Os sucessivos governos têm orientado a política da água no sentido da criação de oportunidades de negócio, favorecendo os grupos económicos do sector. A premissa é simples: a água é apenas mais uma mercadoria que pode gerar lucros assombrosos para os concessionários do negócio, à custa das populações que sem ela não podem viver, impondo-lhes taxas e tarifas destinadas a rentabilizar o negócio.

PS, PSD e CDS começaram a abrir a porta à privatização em 2005, com as leis da Água e da Titularidade dos Recursos Hídricos.
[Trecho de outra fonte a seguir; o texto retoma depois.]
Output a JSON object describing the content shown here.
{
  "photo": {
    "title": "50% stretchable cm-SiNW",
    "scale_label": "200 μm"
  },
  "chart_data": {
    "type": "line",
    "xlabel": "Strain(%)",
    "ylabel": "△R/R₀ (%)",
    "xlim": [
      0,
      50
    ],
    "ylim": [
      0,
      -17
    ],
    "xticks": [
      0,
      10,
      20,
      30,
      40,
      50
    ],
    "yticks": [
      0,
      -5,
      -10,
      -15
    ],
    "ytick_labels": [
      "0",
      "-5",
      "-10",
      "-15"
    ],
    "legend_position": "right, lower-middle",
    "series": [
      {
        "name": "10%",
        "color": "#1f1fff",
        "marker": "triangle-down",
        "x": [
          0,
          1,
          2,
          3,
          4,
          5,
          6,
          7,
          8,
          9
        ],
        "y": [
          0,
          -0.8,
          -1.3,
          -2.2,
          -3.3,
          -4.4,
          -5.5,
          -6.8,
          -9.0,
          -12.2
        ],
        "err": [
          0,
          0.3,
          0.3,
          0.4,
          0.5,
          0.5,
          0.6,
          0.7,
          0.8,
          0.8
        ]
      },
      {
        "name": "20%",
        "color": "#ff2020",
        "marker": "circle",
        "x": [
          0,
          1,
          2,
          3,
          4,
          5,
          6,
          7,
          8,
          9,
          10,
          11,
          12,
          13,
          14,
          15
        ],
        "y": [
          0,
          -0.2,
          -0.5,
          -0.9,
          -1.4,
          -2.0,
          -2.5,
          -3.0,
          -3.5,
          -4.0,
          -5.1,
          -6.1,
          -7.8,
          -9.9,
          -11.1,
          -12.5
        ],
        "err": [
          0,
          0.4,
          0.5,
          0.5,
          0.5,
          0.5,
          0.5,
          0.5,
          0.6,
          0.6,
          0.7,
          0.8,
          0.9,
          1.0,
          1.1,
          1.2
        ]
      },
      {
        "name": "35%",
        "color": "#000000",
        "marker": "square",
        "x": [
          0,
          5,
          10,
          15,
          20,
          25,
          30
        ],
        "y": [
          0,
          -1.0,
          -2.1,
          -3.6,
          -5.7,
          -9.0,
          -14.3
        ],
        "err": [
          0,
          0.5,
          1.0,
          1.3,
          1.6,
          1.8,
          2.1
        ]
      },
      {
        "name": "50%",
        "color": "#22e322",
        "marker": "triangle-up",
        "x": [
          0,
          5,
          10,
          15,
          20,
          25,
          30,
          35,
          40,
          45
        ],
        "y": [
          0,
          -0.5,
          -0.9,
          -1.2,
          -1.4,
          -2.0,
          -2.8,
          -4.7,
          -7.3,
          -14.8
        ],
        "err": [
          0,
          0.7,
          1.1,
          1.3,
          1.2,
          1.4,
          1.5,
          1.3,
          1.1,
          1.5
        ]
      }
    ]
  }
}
Estas criaram a base legal para a privatização de toda a água do território nacional e para a instauração do mercado da água, a sua completa mercantilização.

A mercantilização da água avança aceleradamente, entregando a água da natureza a privados. A privatização do grupo Águas de Portugal, que já controla a maioria dos sistemas de abastecimento «em alta» de água e saneamento, não só transformaria a água em mercadoria como retiraria às populações e ao poder local qualquer possibilidade de intervenção democrática na sua gestão.

O PCP tem vindo a sustentar a sua intervenção sobre a política da água em quatro premissas fundamentais, interligadas e interdependentes:

Direito de todas as pessoas à fruição dos benefícios da água;

Responsabilização do Estado em garantir as funções sociais, ecológicas e económicas da água;

Reforço do papel das autarquias locais na administração da água e dos serviços de abastecimento às populações;

Gestão democrática e participada dos recursos hídricos;

Tal como o PCP tem vindo a dizer, só com uma profunda ruptura política assente numa perspectiva patriótica e de esquerda, se constrói um Estado capaz de gerir e proteger a natureza e as áreas protegidas de acordo com os princípios e comandos constitucionais, e, acima de tudo, capaz de colocar a riqueza natural do país ao serviço do povo e do desenvolvimento nacional, e não ao serviço do desenvolvimento dos interesses privados.

É preciso intervir nestas áreas potenciando intensificando a luta dos trabalhadores e das populações. A luta por um mundo mais respeitador do ambiente está inseparavelmente ligada à luta para reduzir as injustiças sociais e à luta por uma sociedade que se eleve acima das leis da economia de mercado. Os problemas da natureza não se resolvem enganando-a para fazer lucro.